Cygwin is a command line interface environment similar to Unix, but designed for Microsoft-based platforms. Cygwin allows the development and testing of Windows-based applications on a Unix-like platform. Thus, Unix applications can be developed in a Cygwin environment to be executed easily on the Windows platform with little original source code alteration. In addition, Windows applications could be launched from within Cygwin as well as using Cygwin tools and applications in the context of Windows systems.
Actually, it is the only way I found to execute the scripts I need on Windows.
Run the installer (I reccomend to leave all with default values, especially the installation folder) and pay attention when you arrive at this screen:
Here, be sure to select Full in View menu, write bc in Search and select the first element (make sure it is under math category) in the list. This is an important package useful to correctly run most of the scripts that use ImageMagick (and not only). Go ahead and finish the installation.
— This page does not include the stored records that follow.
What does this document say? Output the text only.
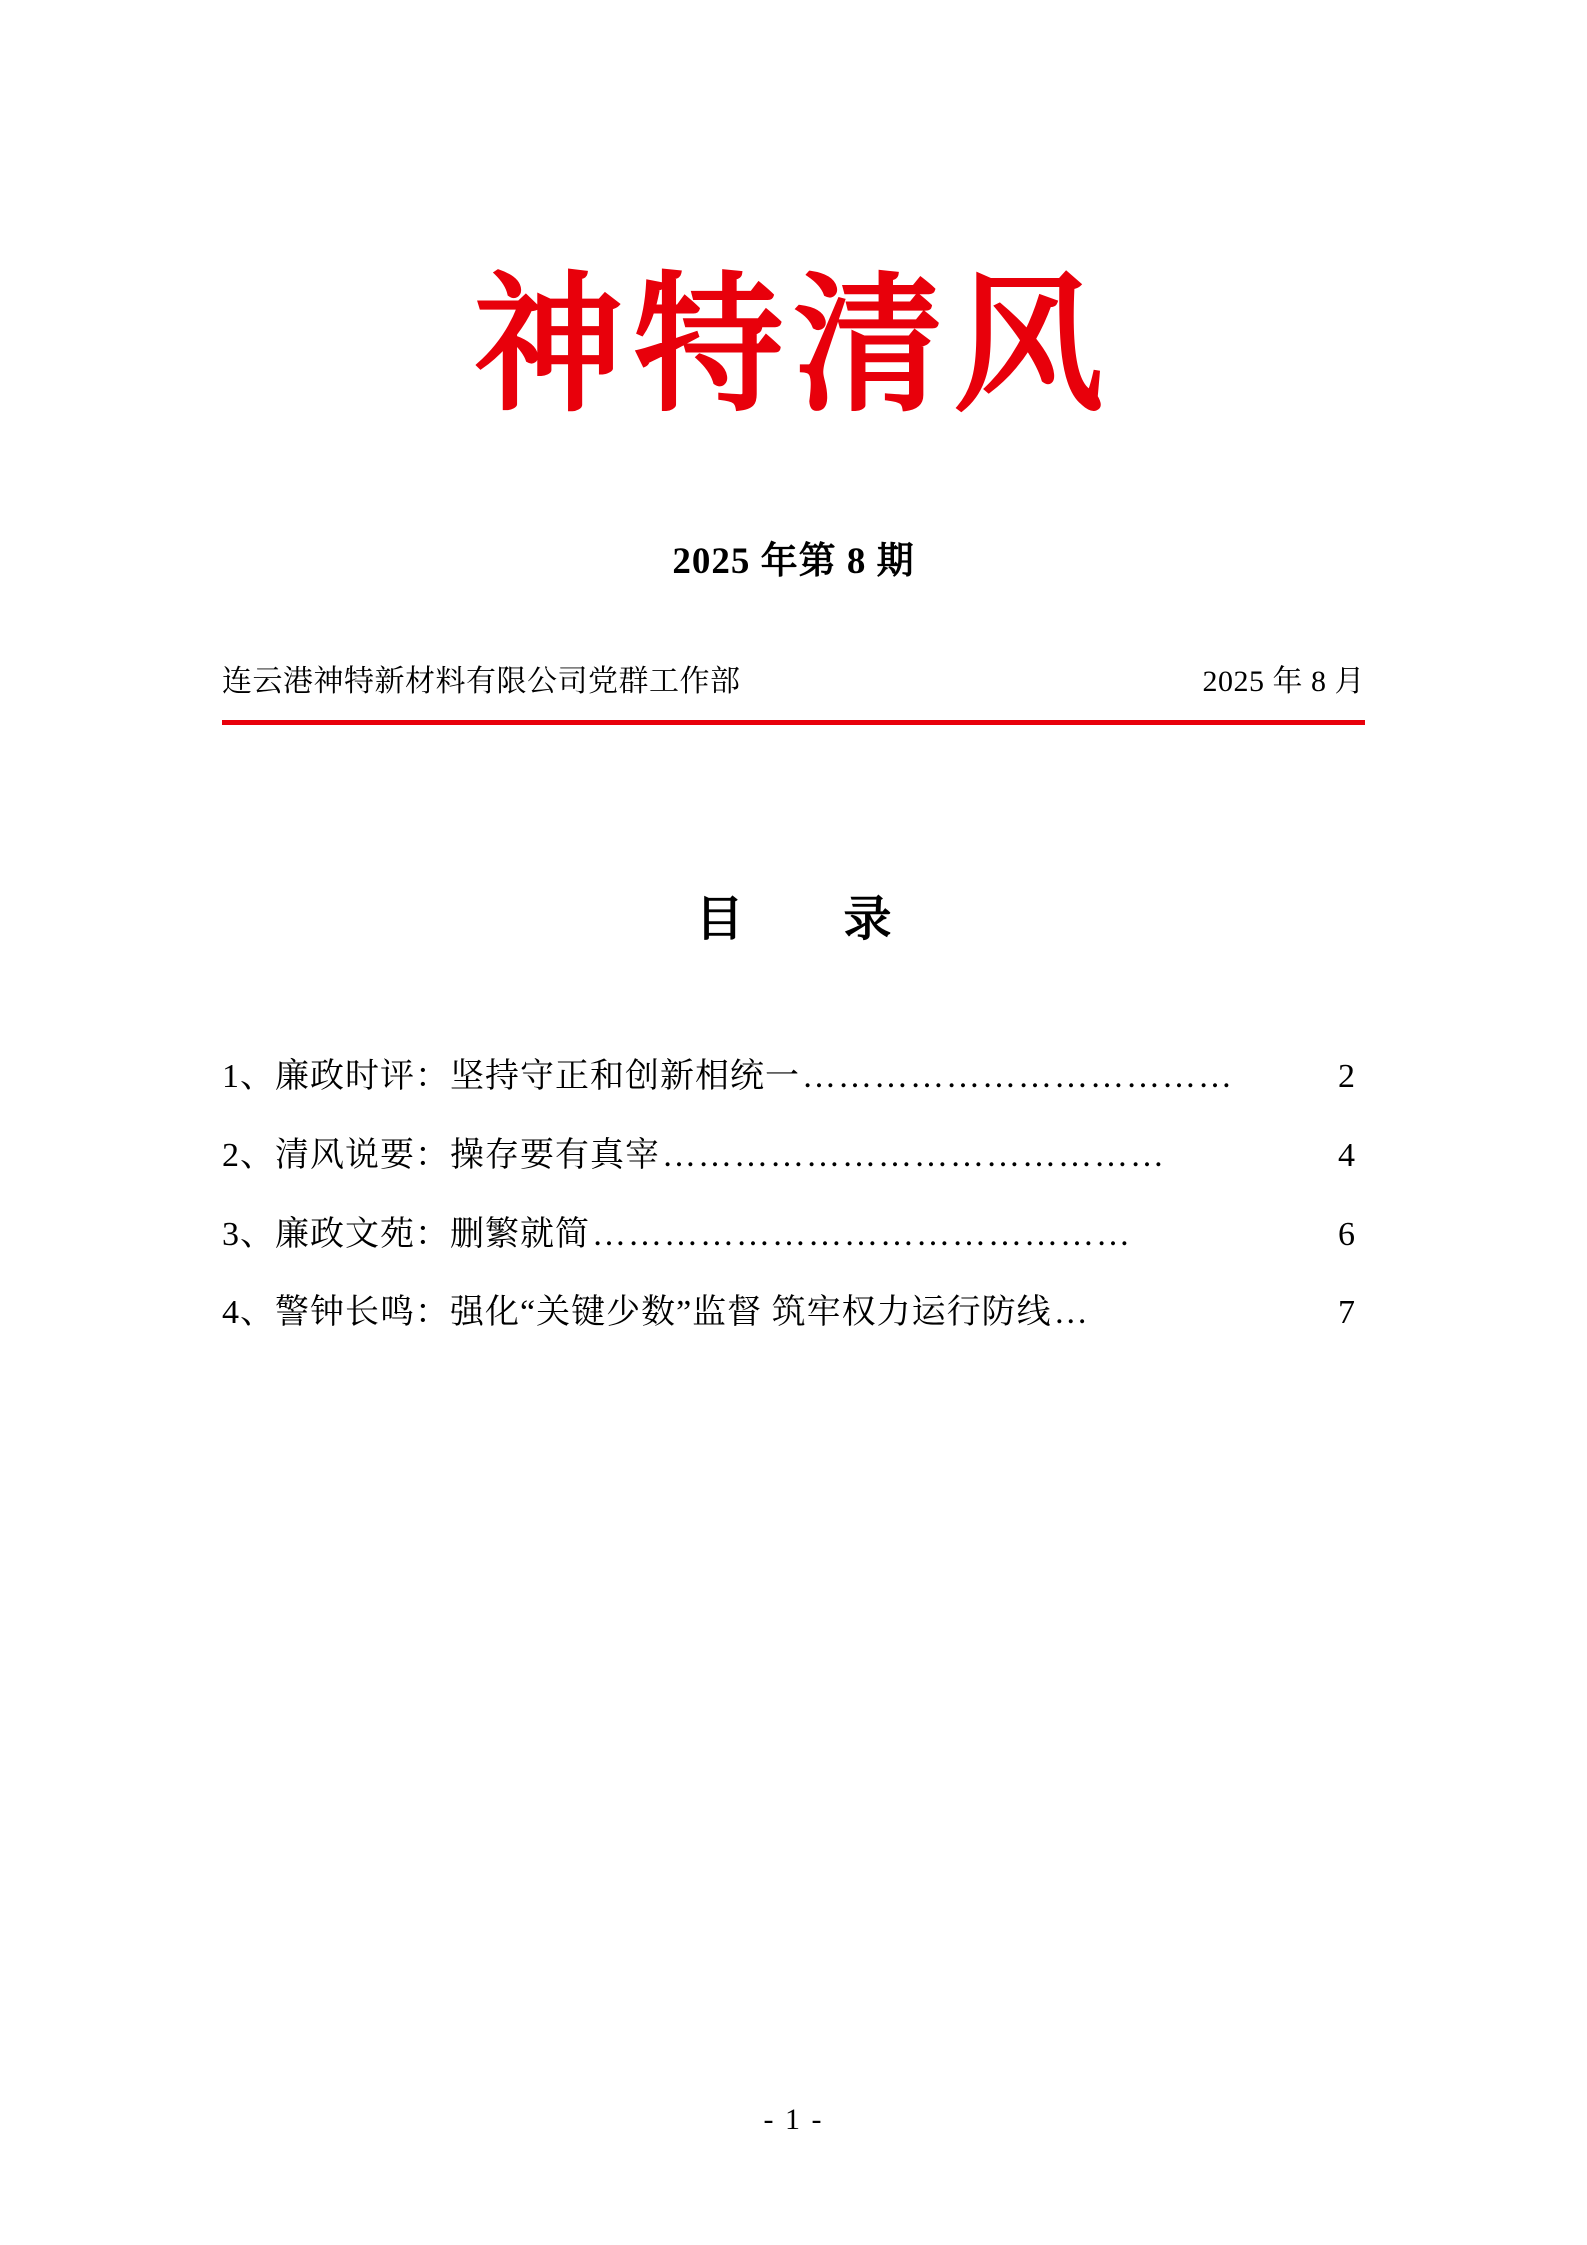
神特清风
2025 年第 8 期
连云港神特新材料有限公司党群工作部	2025 年 8 月
目　录
1、廉政时评：坚持守正和创新相统一 ………………………………	2
2、清风说要：操存要有真宰 ……………………………………	4
3、廉政文苑：删繁就简 ………………………………………	6
4、警钟长鸣：强化“关键少数”监督 筑牢权力运行防线 …	7
- 1 -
After that there are two important steps you have to do: add some folder to environment path and create a new variable. Let’s start with this last one.
Under System variables create a new variable and add as name SHELLOPTS and as value igncr.
Then add these paths. For ImageMagick add the path where you installed it.
Under User variables, add the next paths.
Now, last step is to download the script you want to use: in this case we will download TextCleaner script from Fred Weinhaus site.
Once downloaded, take it and paste in C:\cygwin64\bin (or where you installed Cygwin). Then rename the script from textcleaner to textcleaner.exe
That said, launch your Terminal from the CygwinTerminal shortcut. Thats all. Now it’s only about use scripts and know commands.
We will use this for our demonstration:
textcleaner -g -e normalize -f 5 -o 10 -s 2 C:/Users/Link/Desktop/card.jpg C:/Users/Link/Desktop/clean-card.png
I will not explain here what the parameters are or their values. I will only say that it’s structured like this:
scriptname -parameter(s) input_image_location.extension output_image_location.extension
Thats the result of the script:
Now, doing OCR on the processed image should not be so difficult right ?
This script and many others developed by Fred Weinhaus are free only for non-commercial use, otherwise you will need to contact him for a license.